Robert J. Hurst and Barry Volpert, principals in Crestview-Oxbow Acquisition LLC, said in a books-and-records complaint Wednesday that they were targeting ”corporate waste and inappropriate spending” on Mintz Levin, claiming the law firm served Koch's interests despite agreeing to represent Oxbow in a two-year suit over Crestview's right to force Oxbow's sale.

Last month, Vice Chancellor J. Travis Laster appointed a receiver to oversee an auction of the company, and he ordered Koch, the brother of billionaires and conservative political activists Charles and David Koch, to pay tens of millions of dollars in damages to Crestview and its affiliate Load Line for derailing a deal to sell the Oxbow in 2016.

In his ruling, Laster concluded Koch initially hired Boston-based Mintz Levin to serve as his personal counsel but later modified the firm's engagement letter so Mintz Levin represented Oxbow. Oxbow Carbon promotes itself as one of the world's largest recyclers of refinery and natural gas byproducts.

“I personally believe Koch wanted Oxbow's counsel to be loyal to him, liked the idea that Mintz Levin would be in a position to run Oxbow's internal investigations into Koch's perceived adversaries, and understood that the minority members would effectively pay one-third of Mintz Levin's fees,” Laster wrote in an Aug. 1 decision.

Hurst and Volpert, who have served as Oxbow directors since Crestview first invested in the company in 2007, said in their complaint that Koch had a history of using Oxbow as “his own personal ATM” and used company resources to fund at least some of the costs of a “lavish, celebratory post-trial vacation” for Mintz Levin attorneys at the Chatham Bars Inn on Cape Cod. Current room rates start at $359 a night.

The purpose of their books-and-records suit, they said, was to identify any other alleged sources of corporate waste and to determine whether the Oxbow board took any steps to remedy potential breaches of fiduciary duty.

Hurst and Volpert said Koch's personal attorneys admitted Oxbow paid Mintz Levin more than $31 million over three years while the firm was advancing Koch's personal interests. However, they alleged Oxbow and lawyers for Koch refused to turn over any documents supporting that figure.
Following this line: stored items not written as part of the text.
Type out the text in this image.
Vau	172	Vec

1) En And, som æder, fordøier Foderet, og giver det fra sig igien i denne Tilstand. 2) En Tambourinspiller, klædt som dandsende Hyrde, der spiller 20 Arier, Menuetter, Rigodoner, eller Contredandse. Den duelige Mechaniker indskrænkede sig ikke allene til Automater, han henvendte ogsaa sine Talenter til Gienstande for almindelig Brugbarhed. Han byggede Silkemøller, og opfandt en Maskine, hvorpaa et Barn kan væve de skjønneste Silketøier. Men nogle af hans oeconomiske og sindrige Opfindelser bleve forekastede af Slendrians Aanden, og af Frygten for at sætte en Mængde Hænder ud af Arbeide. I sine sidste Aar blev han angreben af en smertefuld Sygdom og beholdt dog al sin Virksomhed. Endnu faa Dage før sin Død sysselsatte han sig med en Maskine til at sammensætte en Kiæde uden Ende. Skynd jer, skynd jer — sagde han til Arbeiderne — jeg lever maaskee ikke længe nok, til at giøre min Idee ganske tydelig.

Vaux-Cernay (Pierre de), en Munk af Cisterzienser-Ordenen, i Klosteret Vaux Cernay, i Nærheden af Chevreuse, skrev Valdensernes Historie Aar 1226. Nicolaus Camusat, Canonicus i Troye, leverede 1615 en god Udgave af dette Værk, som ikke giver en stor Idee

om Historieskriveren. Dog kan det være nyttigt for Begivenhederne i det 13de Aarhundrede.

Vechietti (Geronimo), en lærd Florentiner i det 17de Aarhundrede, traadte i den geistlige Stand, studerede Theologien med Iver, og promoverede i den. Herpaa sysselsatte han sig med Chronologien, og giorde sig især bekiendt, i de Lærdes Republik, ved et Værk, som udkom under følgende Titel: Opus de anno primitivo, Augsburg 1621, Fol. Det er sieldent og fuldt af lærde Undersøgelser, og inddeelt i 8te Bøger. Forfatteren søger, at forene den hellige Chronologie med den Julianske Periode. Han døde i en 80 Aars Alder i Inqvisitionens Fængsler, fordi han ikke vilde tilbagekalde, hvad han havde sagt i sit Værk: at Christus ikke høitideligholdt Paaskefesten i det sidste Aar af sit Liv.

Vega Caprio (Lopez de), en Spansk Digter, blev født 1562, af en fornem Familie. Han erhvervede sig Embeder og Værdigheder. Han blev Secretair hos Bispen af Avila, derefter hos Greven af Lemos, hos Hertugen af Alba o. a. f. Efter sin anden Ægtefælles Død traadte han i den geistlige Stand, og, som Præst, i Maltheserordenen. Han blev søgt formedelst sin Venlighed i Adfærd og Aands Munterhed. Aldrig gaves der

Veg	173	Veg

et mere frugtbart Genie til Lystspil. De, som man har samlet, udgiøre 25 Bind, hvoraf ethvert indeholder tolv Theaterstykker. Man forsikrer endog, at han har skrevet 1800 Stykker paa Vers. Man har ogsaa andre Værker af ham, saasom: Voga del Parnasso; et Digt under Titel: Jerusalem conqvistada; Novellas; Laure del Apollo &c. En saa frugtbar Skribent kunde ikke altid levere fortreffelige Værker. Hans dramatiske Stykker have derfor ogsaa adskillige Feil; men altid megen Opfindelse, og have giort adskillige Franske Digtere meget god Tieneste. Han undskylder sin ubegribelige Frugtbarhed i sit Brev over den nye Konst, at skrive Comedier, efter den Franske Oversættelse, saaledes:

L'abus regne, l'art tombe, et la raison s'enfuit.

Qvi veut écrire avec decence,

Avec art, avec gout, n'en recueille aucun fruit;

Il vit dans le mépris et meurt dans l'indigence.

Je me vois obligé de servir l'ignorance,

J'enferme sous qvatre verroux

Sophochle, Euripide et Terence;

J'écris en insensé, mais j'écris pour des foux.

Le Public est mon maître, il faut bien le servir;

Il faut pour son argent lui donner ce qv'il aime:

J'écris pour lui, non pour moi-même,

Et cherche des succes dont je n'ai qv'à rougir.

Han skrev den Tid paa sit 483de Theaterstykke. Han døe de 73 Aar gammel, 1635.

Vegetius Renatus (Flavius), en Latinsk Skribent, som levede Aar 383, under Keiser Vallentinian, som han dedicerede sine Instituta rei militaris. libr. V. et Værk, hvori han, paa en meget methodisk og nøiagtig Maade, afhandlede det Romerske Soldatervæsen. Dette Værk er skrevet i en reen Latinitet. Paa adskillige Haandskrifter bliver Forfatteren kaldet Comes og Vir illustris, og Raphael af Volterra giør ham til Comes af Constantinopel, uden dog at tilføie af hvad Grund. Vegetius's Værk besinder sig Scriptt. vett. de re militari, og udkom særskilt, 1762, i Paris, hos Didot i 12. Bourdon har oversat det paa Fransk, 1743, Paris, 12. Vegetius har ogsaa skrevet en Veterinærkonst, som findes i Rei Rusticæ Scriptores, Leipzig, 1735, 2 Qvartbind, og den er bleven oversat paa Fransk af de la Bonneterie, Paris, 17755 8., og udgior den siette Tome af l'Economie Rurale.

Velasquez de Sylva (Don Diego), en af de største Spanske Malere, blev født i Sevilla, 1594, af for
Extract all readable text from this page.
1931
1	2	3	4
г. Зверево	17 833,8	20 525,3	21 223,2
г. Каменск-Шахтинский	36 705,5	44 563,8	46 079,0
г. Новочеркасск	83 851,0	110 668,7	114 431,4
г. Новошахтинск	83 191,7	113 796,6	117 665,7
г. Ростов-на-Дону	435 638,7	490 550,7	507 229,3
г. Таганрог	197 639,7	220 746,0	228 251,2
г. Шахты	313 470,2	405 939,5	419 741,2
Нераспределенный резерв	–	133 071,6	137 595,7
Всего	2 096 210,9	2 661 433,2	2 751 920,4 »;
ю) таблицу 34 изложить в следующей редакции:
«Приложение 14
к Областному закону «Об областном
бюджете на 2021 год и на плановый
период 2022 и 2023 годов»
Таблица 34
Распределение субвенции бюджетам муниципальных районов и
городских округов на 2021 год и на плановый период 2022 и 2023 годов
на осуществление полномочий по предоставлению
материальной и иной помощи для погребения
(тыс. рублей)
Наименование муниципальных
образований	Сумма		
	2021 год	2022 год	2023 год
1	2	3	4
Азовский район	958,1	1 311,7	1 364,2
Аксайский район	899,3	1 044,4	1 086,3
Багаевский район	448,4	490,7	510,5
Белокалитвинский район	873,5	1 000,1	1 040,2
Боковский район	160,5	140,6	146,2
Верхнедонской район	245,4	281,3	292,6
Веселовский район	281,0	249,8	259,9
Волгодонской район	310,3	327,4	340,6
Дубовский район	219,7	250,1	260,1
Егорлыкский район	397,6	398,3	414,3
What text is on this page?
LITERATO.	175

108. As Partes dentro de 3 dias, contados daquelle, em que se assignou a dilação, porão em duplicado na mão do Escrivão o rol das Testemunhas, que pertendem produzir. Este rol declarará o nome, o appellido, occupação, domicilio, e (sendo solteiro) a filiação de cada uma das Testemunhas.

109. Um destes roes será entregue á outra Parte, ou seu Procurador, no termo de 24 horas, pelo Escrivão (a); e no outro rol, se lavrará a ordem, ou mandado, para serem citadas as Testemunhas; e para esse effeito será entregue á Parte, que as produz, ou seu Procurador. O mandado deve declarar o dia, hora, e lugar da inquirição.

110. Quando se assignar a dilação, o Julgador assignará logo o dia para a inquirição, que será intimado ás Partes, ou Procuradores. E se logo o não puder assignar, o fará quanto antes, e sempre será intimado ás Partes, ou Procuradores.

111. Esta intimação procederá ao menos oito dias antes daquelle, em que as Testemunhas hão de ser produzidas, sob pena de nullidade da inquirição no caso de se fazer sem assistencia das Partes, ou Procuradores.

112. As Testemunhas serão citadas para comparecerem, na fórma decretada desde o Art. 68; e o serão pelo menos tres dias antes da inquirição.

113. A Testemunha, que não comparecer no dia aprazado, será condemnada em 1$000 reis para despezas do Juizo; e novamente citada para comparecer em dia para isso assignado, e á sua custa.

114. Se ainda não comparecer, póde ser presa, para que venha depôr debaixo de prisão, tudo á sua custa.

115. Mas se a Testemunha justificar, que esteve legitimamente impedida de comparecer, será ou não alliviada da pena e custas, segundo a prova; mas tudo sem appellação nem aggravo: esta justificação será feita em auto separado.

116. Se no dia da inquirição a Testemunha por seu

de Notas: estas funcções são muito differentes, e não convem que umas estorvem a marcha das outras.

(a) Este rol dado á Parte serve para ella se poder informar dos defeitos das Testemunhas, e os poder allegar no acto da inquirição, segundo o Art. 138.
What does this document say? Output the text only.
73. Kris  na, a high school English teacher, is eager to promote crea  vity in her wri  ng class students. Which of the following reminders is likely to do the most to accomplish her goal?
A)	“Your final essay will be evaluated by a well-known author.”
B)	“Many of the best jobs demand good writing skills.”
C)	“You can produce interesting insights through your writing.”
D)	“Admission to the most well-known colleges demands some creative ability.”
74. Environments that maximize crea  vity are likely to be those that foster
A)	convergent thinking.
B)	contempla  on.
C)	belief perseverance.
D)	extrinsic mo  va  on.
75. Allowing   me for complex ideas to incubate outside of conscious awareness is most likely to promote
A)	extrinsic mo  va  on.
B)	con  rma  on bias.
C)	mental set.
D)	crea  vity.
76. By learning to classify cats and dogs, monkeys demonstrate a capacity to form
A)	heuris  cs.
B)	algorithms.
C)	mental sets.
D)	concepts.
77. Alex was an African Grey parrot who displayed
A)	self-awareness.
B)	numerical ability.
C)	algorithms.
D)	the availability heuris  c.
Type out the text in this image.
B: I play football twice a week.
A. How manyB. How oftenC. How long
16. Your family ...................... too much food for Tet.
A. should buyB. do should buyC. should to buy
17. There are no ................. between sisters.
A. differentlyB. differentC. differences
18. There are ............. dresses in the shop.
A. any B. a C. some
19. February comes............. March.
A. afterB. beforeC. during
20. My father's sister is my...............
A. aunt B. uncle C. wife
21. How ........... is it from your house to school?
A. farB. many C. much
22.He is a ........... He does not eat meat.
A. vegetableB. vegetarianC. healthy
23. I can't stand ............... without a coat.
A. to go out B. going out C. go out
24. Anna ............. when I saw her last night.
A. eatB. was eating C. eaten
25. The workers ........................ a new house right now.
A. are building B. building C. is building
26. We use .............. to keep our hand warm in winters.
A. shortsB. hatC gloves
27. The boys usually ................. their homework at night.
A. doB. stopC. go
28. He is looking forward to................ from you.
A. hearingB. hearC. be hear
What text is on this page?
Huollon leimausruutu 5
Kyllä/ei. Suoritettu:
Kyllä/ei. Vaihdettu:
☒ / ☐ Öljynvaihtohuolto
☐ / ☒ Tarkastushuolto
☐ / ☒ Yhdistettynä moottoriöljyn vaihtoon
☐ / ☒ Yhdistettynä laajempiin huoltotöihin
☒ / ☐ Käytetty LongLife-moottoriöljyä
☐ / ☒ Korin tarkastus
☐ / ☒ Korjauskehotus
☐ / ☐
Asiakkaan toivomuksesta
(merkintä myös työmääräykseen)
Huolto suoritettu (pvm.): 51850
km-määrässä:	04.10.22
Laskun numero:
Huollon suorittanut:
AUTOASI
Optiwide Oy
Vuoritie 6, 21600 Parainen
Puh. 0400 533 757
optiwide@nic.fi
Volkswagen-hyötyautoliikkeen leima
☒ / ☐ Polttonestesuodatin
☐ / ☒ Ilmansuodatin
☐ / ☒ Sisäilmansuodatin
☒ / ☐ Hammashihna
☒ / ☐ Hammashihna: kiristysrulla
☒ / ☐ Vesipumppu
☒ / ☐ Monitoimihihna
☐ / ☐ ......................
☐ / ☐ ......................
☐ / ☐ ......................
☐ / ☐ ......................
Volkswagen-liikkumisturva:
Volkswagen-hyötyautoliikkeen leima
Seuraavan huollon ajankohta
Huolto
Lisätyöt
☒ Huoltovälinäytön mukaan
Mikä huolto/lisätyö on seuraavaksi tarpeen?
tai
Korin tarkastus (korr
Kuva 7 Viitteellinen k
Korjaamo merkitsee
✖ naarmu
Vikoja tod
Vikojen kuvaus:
The actual cost, Crestview estimated, could be as much as $50 million based on amounts reflected in Oxbow's financial statements for “certain items.”

“Plaintiffs are unable to determine the amount or justification for the company's spending on Mintz Levin or spending otherwise related to the exit sale litigation,” attorneys from Quinn Emanuel Urquhart & Sullivan wrote in the 21-page complaint.

“But whether the total amount of spending is $31 million or $50 million or more, the fact is that Mr. Koch chose to have Oxbow bear the costs of this spending rather than pay them himself. As a result, Crestview and Load Line 'indirectly bore one-third of the estimated' costs that Mr. Koch forced Oxbow to incur to litigate against Crestview and Load Line.”

Hurst and Volpert are represented by Michael B. Carlinsky, Chad Johnson, Jennifer Barrett and Silpa Maruri of Quinn Emanuel in New York.

An online docket-tracking service did not list counsel for Oxbow.

The case is Crestview-Oxbow Acquisition v. Oxbow Carbon.